Individual Accounts at the Fed
Mester noted that legislation has been proposed to create individual accounts at the Fed for every American, where digital dollars could be deposited as liabilities of Federal Reserve Banks and used specifically for emergency payments. She added that other proposals envision a new payments instrument — digital cash — that would resemble physical currency but in digital form, potentially without the anonymity of physical cash. Some designs would allow the central bank to issue CBDC directly into end-user wallets using Fed-facilitated transfer and redemption services, bypassing commercial banks entirely.
Federal Reserve Tech Lab and Multi-Bank Collaboration
The Fed's Board of Governors has established a technology lab, known as Techlab, which builds platforms and tests a range of technologies relevant to digital currencies and payment innovations. Staff from several Federal Reserve Banks, including software developers, contribute to this effort. Lael Brainard, a Federal Reserve Board Governor, previously stated: “Given the dollar’s important role, it is essential that the Federal Reserve remain on the frontier of research and policy development regarding central bank digital currencies.” Beyond the Board, individual Reserve Banks are actively engaged. The Federal Reserve Bank of Boston has launched a multi-year initiative with the Massachusetts Institute of Technology (MIT), starting in August 2020, to experiment with existing and new technologies that could underpin a digital dollar. The Federal Reserve Bank of New York has formed an innovation center in partnership with the Bank for International Settlements (BIS) to identify critical trends and financial technology relevant to central banks.

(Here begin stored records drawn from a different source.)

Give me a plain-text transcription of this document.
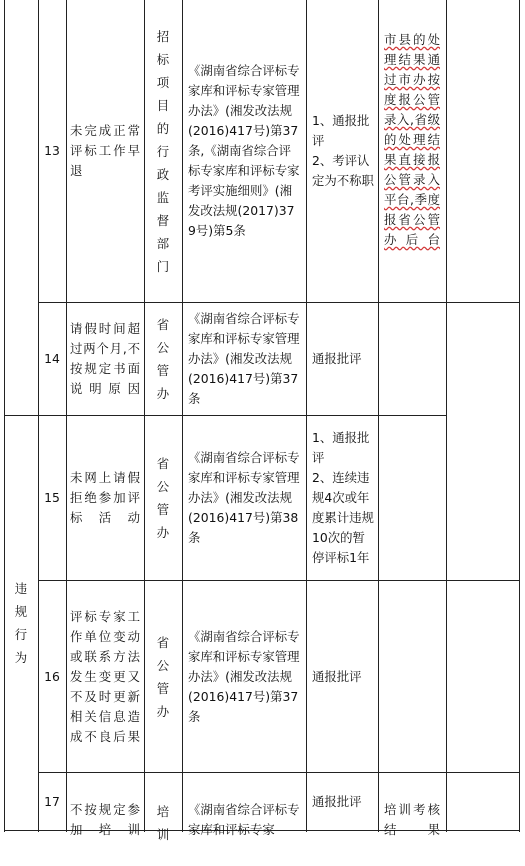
违规行为
13
未完成正常评标工作早退
招标项目的行政监督部门
《湖南省综合评标专家库和评标专家管理办法》(湘发改法规(2016)417号)第37条,《湖南省综合评标专家库和评标专家考评实施细则》(湘发改法规(2017)379号)第5条
1、通报批评
2、考评认定为不称职

市县的处理结果通过市办按度报公管录入,省级的处理结果直接报公管录入平台,季度报省公管办后台

14
请假时间超过两个月,不按规定书面说明原因
省公管办
《湖南省综合评标专家库和评标专家管理办法》(湘发改法规(2016)417号)第37条
通报批评
15
未网上请假拒绝参加评标活动
省公管办
《湖南省综合评标专家库和评标专家管理办法》(湘发改法规(2016)417号)第38条
1、通报批评
2、连续违规4次或年度累计违规10次的暂停评标1年
16
评标专家工作单位变动或联系方法发生变更又不及时更新相关信息造成不良后果
省公管办
《湖南省综合评标专家库和评标专家管理办法》(湘发改法规(2016)417号)第37条
通报批评
17

不按规定参加培训

培训

《湖南省综合评标专家库和评标专家

通报批评

培训考核结果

Risks, Benefits, and Global Competition
Mester emphasized the need to thoroughly evaluate potential risks, costs, benefits, and policy issues surrounding a digital dollar, including financial stability, market structure, security, privacy, and monetary policy. She stressed that demand and use cases for a CBDC must be assessed to determine whether such a currency would enable faster and more ubiquitous payments during emergencies and under normal conditions. Meanwhile, central banks worldwide are accelerating their CBDC research in response to Facebook's Libra cryptocurrency project and China's imminent digital yuan, which is already being tested in several major cities including Beijing and Hong Kong. The Fed's efforts place it at the center of a global race to modernize payment systems and maintain the dollar's dominant role in the digital age.